Hail and storms – there has been an unusual amount of both in recent weeks in Germany. Whether climate change is responsible for this is not a question that the 44 year-old meteorologists is trying to answer. It is clear, however, that during the past few decades the ground temperature and the air humidity have risen, particularly in low-lying areas in the southwest of Germany.

Michael Kunz and his team have used scientific models to determine that the conditions have become more favorable for the formation of powerful storms in Germany and other European countries. The meteorologist explained that violent storms occur especially frequently in the south of Germany because that region has higher temperatures and humidity than the rest of the country. These factors form low-pressure systems and raise the chance of storms, said Kunz.

Kunz emphasized that his research did not collect concrete statistics on storms themselves, but rather on the weather on days when the general conditions for strong storms and hail were present. The meteorologist justified the limitations of his research by pointing out that there are no reliable long-term measurements of the frequency of hail or storms. This is chiefly due to the dimensions of these weather phenomena: storms are typically only two to ten kilometers in diameter and hailstorms can be as little as a few hundred meters wide.

This is why storms and other similar phenomena often go undetected. “It is only in the last ten years that we have had reliable scientific observations of lightening in Germany,” explains Kunz. For this reason, there are no reliable empirical results of summer storms over the past few decades with which one can make comparisons with current storms.

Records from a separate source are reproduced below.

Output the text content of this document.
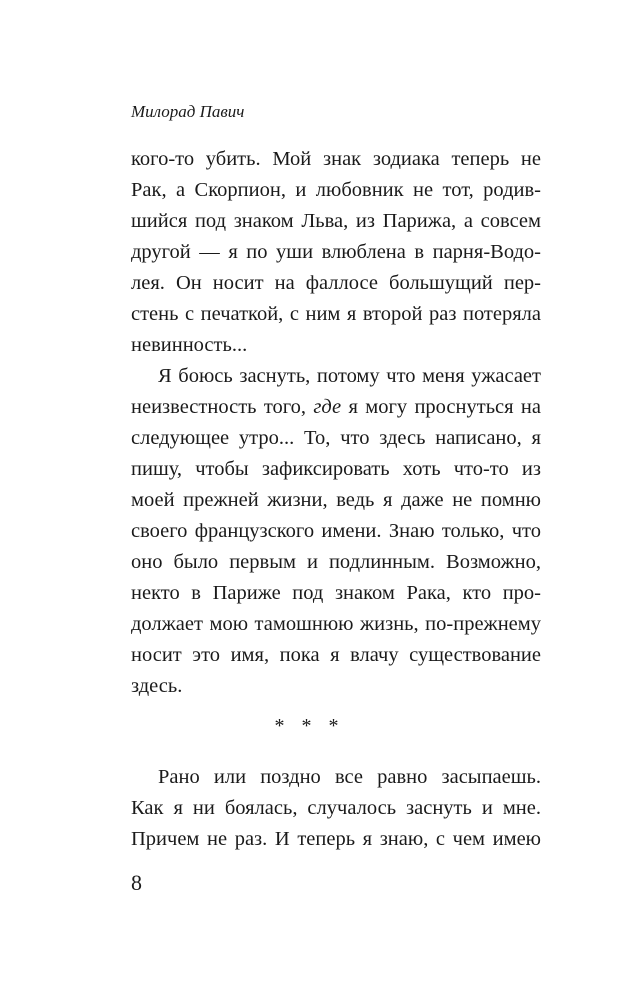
Милорад Павич
кого-то убить. Мой знак зодиака теперь не
Рак, а Скорпион, и любовник не тот, родив-
шийся под знаком Льва, из Парижа, а совсем
другой — я по уши влюблена в парня-Водо-
лея. Он носит на фаллосе большущий пер-
стень с печаткой, с ним я второй раз потеряла
невинность...
Я боюсь заснуть, потому что меня ужасает
неизвестность того, где я могу проснуться на
следующее утро... То, что здесь написано, я
пишу, чтобы зафиксировать хоть что-то из
моей прежней жизни, ведь я даже не помню
своего французского имени. Знаю только, что
оно было первым и подлинным. Возможно,
некто в Париже под знаком Рака, кто про-
должает мою тамошнюю жизнь, по-прежнему
носит это имя, пока я влачу существование
здесь.
* * *
Рано или поздно все равно засыпаешь.
Как я ни боялась, случалось заснуть и мне.
Причем не раз. И теперь я знаю, с чем имею
8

The scientists have had to approach the phenomenon of hail in the form of a protracted puzzle. The instruments for the concrete weather analysis of hail are too imprecise. Radar units cannot, for example, distinguish between hailstones and water drops in the inside of a cloud. “Data on hailstorms are also difficult because this phenomenon takes place in small areas,” says Kunz.

The puzzle method that researchers have used in the case of hail is supposed to supplement the meteorological parameters with insurance data in order to determine a joint parameter that can describe the damage caused by hailstorms. In particular, the data on damage caused to buildings by hail has shown a strong increase in recent years.